Jan 5, 2024 - News

Chicago's arts scene: A look ahead for 2024

Illustration of a reel of film shaped like a paint palette.

Illustration: Maura Losch/Axios

Chicago's arts scene continues to fight back from a "crisis" driven primarily by the pandemic. And there's still plenty to look forward to in 2024.

  • Here are some issues and events we're watching in the arts this year.

Theater rebound?

Low attendance has forced theaters to cut staff or go dark completely in recent years, which both Victory Gardens Theater and Lookingglass Theatre did.

Flashback: Chicago released a report last fall about the dire straits of the performing arts scene, with attendance down nearly 60% from 2019 to 2022.

Yes, but: There are exciting things ahead, including Chicago Shakespeare's staging of Sufjan Stevens' beloved "Illinoise" album this month and February's annual Theatre Week, which spotlights Chicago's robust storefront scene.

Staff unions

Workers at arts organizations demanded better pay, benefits and job security last year.

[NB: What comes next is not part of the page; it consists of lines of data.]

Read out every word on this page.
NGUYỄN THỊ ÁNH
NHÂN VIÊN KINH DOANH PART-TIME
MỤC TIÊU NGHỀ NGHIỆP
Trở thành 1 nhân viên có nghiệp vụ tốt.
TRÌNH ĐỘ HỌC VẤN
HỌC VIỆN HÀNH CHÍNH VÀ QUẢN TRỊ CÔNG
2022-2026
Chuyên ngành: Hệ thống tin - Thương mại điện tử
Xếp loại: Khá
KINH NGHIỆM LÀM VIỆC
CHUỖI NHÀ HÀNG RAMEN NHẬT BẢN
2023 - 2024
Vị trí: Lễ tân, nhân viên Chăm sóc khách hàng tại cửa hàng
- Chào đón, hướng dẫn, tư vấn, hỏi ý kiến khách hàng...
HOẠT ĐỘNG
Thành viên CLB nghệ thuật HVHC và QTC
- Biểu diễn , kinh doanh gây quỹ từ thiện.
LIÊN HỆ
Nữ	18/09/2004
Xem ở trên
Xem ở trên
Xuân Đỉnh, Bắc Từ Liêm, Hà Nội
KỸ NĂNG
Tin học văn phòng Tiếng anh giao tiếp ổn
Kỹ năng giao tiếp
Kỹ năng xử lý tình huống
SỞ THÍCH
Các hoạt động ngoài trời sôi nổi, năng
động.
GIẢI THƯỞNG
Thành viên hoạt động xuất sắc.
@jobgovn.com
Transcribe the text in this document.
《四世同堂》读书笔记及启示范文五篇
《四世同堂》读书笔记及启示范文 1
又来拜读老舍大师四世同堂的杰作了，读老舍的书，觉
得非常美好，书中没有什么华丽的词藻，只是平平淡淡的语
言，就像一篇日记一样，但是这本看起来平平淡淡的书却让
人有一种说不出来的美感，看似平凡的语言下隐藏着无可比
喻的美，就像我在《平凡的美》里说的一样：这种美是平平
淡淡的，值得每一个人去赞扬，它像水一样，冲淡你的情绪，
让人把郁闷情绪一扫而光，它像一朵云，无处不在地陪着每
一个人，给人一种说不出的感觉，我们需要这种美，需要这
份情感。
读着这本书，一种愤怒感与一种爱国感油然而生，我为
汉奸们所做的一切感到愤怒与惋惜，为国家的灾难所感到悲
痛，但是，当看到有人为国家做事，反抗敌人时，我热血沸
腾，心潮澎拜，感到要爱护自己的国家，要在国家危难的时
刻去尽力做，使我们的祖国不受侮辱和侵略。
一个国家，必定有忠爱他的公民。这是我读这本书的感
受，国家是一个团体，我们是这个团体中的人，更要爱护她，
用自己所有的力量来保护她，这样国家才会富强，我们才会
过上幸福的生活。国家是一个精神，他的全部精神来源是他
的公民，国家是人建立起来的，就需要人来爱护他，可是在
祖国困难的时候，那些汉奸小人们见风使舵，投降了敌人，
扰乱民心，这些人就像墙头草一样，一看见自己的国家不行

The latest: Members of The Second City's teachers union voted in November to authorize a strike if their bargaining team deems it necessary and have not accepted what The Second City management says was its best and final offer.

Of note: The Second City is opening a theater this month in Brooklyn.

What we're watching: As part of its contract deal to end a strike involving part-time faculty last month, Columbia College is reinstating some courses the arts-focused school had cut.

  • Many of the instructors who were on strike are working artists in film, dance, visual arts and other areas.

Art beyond downtown

Art Design Chicago is showcasing exhibitions citywide, from the North Shore to Grand Crossing. It runs until 2025.

Details: This is a great way to experience visual and performance art beyond the big-name venues. Check out:

Filming in Chicago

Last summer's writers' and actors' strikes forced productions to halt, putting people in front of and behind the camera out of work, and leading the Illinois Production Alliance to call 2023 "a long dark year for the film industry."

Yes, but: Illinois still had more than 90 productions last year, the Illinois Film Office tells Axios.

What we're watching: Unions have ratified their contracts and productions continue to come back. "The Bear," "Somebody Somewhere" and "Emperor of Ocean Park" are a few of the series expected to film here in 2024, according to the Illinois Production Alliance.